In conclusion, sequence polymorphisms of the ecNOS gene locus are associated with CAD and MI. The risk of MI is greatest for the E/E298 genotype, especially in smokers. The mechanism by which this variant exerts its effect is not through faster progression of atherosclerosis. The D/D298 ecNOS genotype is associated with longer lasting and more pronounced ischaemia on 24 h AECG registration. This implies that the mechanism behind the observed association might be a difference in endothelial-dependent protection against ischaemia, leading to less collateral vessel protection. Thus the carriers of the E298 allele and the associated −786T allele of the gene encoding ecNOS have a higher risk of MI. Furthermore, the 4a and E298 alleles are associated with CAD. However, it should be noted that conflicting associations have been reported previously in the literature, that functionality of this polymorphism has not been proven beyond doubt and that post-transcriptional regulation of enzyme activity is also likely. Therefore chance might be an alternative explanation of these results.

Since the E/D298 polymorphism is associated with both CAD and MI, this polymorphism seems most useful for future research.

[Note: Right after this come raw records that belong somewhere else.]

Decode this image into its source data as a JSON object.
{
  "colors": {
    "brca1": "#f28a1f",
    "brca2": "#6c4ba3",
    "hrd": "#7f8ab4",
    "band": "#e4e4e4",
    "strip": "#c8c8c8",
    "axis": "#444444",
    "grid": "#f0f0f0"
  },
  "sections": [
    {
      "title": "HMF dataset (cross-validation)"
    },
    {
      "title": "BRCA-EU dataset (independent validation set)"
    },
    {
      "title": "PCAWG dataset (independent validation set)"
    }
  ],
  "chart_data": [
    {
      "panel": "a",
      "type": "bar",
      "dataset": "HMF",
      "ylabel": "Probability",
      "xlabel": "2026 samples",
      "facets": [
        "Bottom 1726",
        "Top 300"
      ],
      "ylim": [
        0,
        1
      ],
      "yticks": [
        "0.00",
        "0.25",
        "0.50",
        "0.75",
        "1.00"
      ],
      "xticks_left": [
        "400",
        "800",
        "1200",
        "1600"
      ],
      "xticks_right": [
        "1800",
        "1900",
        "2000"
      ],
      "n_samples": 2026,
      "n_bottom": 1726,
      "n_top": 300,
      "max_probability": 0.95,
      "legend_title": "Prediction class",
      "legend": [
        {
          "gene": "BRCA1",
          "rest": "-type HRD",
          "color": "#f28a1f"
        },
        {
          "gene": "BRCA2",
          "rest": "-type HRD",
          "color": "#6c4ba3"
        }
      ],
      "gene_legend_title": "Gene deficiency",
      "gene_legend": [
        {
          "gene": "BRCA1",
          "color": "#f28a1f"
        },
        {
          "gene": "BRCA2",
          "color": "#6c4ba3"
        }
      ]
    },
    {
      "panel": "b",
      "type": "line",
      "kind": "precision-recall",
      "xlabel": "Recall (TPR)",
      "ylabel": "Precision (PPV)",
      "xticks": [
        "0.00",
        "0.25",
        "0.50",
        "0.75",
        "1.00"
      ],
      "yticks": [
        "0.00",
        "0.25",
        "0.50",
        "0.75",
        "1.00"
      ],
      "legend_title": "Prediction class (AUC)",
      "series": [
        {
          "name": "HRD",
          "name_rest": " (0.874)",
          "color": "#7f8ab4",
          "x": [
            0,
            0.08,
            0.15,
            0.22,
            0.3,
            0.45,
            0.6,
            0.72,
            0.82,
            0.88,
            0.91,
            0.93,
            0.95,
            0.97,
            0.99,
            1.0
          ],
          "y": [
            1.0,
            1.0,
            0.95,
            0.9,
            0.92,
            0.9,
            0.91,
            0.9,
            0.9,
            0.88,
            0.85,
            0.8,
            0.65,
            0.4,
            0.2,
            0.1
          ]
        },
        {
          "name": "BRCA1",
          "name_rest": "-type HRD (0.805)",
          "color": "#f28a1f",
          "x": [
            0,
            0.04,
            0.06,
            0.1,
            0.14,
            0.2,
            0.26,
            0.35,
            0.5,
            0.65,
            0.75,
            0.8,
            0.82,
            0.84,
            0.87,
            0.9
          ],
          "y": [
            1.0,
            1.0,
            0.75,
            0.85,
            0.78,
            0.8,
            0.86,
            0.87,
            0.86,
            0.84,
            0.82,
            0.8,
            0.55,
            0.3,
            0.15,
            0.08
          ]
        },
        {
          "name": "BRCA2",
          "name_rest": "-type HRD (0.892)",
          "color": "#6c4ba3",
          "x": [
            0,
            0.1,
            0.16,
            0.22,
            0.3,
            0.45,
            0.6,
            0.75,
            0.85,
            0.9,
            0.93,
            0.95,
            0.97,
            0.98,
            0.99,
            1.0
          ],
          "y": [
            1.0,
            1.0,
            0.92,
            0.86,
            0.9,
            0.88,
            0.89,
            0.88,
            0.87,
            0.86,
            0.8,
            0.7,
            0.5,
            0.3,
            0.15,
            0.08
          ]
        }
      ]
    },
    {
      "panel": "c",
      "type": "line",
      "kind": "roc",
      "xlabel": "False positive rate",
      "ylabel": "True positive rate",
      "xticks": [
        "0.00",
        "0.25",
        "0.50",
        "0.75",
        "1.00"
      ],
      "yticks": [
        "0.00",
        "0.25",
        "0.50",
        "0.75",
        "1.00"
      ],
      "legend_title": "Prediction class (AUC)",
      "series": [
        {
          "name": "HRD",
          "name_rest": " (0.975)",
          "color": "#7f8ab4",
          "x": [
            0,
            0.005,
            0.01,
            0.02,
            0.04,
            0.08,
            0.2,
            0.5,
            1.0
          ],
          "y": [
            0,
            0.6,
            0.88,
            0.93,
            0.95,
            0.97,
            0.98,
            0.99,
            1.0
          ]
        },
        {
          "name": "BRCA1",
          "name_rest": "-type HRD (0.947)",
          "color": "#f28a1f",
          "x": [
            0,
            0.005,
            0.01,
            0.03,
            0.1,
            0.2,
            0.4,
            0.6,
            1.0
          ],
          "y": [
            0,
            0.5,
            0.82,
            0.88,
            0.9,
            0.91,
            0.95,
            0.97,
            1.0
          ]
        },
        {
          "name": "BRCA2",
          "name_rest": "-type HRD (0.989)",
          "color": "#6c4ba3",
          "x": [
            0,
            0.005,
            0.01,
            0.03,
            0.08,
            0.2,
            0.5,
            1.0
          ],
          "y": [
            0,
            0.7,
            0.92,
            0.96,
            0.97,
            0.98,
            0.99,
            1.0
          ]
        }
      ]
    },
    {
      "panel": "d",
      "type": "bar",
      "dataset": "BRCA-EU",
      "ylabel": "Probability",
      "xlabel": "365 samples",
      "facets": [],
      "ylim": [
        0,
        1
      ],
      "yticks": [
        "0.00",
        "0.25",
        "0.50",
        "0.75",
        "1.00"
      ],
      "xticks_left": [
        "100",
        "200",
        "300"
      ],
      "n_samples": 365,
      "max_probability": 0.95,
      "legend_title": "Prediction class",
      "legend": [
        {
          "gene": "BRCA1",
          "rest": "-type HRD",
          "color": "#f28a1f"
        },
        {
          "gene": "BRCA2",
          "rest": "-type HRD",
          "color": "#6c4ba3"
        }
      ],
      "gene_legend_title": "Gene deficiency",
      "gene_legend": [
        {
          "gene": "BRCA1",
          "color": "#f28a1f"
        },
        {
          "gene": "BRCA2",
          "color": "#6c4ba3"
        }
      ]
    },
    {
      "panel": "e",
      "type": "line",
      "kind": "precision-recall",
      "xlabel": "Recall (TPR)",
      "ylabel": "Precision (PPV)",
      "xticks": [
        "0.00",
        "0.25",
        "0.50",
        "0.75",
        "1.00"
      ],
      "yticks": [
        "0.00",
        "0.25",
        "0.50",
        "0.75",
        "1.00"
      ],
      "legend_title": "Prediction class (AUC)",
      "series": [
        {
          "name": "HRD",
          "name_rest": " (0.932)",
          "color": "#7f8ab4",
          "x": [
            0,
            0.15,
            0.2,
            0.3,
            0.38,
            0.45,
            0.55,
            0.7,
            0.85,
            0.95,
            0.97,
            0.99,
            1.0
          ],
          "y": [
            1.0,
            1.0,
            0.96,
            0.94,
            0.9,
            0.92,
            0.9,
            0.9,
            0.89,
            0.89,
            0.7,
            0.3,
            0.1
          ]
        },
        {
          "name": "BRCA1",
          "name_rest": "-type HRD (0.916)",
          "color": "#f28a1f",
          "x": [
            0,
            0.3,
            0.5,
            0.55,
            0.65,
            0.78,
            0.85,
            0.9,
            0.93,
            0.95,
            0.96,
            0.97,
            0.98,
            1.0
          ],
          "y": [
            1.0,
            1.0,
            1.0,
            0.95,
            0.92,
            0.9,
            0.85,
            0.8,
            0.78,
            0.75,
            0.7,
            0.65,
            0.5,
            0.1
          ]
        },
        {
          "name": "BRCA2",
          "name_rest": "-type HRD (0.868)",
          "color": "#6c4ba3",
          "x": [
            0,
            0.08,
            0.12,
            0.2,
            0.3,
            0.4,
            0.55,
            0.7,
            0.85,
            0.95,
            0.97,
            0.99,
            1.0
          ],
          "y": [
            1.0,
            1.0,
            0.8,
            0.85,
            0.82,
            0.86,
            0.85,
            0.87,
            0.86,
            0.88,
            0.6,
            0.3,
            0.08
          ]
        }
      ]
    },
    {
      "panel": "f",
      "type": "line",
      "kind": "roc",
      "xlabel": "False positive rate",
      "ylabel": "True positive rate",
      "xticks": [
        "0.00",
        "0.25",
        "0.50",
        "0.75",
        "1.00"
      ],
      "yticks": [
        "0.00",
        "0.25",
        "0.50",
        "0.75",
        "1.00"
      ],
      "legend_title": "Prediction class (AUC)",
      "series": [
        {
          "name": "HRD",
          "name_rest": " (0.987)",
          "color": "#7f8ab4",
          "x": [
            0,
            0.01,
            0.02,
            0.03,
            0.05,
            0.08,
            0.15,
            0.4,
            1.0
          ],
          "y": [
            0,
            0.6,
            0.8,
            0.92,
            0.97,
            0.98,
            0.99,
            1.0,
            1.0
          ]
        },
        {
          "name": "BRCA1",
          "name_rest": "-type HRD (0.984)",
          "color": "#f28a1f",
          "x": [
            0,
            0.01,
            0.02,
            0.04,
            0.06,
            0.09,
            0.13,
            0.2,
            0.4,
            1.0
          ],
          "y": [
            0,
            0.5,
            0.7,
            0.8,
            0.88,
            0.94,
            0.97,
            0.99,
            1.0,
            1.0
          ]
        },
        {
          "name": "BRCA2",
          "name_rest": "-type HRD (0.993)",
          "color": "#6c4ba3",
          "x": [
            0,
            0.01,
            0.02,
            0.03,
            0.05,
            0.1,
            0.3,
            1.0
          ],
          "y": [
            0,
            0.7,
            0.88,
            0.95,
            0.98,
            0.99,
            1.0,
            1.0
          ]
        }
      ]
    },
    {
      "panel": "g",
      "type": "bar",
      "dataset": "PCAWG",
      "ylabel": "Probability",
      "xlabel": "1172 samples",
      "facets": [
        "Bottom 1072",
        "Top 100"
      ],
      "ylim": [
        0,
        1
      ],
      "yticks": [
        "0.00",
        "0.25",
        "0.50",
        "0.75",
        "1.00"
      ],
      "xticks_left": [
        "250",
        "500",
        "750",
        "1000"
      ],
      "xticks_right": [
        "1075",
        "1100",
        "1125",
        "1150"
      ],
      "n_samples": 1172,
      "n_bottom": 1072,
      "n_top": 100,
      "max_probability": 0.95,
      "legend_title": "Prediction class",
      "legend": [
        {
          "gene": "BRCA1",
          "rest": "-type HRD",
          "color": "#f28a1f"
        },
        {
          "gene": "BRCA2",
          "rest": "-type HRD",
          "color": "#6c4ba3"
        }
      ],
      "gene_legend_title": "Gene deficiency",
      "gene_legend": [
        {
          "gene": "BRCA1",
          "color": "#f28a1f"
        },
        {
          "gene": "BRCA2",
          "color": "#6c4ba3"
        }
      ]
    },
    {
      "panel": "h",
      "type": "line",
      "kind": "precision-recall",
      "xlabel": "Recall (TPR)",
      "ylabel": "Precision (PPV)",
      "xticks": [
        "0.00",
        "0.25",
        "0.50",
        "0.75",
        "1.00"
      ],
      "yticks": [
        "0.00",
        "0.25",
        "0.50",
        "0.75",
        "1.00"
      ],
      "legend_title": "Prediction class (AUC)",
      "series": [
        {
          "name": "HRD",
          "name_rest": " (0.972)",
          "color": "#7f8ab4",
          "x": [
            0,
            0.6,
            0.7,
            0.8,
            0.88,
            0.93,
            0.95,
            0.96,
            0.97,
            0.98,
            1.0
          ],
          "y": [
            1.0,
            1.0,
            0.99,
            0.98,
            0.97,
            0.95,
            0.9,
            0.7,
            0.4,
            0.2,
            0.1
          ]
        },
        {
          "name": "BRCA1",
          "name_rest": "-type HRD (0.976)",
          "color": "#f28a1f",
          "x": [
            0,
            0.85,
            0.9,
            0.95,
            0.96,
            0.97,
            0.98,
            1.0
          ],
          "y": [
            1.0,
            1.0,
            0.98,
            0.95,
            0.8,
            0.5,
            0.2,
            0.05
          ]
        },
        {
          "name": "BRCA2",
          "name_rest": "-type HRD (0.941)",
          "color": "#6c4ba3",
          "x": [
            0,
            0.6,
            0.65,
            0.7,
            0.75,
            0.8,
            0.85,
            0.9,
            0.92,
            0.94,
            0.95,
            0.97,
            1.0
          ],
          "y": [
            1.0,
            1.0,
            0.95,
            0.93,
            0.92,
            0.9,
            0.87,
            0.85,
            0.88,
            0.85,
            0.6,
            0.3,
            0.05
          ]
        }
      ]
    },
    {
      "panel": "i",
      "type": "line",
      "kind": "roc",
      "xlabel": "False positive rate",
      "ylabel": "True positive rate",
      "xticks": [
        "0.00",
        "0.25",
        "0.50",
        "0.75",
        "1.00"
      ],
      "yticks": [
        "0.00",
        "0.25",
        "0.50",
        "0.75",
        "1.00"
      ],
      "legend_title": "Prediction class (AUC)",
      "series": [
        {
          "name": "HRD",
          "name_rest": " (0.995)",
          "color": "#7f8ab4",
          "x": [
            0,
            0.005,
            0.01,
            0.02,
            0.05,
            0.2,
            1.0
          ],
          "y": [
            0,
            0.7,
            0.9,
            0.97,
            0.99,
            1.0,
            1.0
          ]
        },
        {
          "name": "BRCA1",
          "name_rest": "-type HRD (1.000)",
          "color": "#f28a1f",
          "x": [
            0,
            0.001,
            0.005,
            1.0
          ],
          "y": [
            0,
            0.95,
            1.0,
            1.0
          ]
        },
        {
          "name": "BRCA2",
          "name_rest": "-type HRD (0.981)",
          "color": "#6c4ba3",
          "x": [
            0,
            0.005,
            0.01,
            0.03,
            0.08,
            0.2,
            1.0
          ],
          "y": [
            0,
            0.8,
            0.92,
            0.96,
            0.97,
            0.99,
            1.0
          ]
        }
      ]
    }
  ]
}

The present study is the first report that integrates anatomy, clinical events and functional measurements in relation to the ecNOS polymorphisms and indicates that, for a proper appreciation of associations of genotypes in relation to atherosclerosis, all aspects have to be investigated in an integrated approach.

Abbreviations

     
  • AECG

    ambulant ECG

  •  
  • BMI

    body mass index

  •  
  • BP

    blood pressure

  •  
  • CAD

    coronary artery disease

  •  
  • CI

    confidence interval

  •  
  • HDL

    high-density lipoprotein

  •  
  • MI

    myocardial infarction

  •  
  • MOD

    minimum obstruction diameter

  •  
  • MSD

    mean segment diameter

  •  
  • NO

    nitric oxide

  •  
  • ecNOS

    endothelial constitutive NO synthase

  •  
  • REGRESS

    Regression Growth Evaluation Statin Study

  •  
  • VNTR

    variable number of tandem repeats

W.R.P.A. is supported by grant 1999.210 from the Netherlands Heart Foundation and a grant from the Interuniversity Cardiology Institute of the Netherlands (ICIN). J.M.A.B. is supported by grant 1998.067 from the Netherlands Heart Foundation. J.W.J. is an Established Clinical Investigator of the Netherlands Heart Foundation (2001 D 032).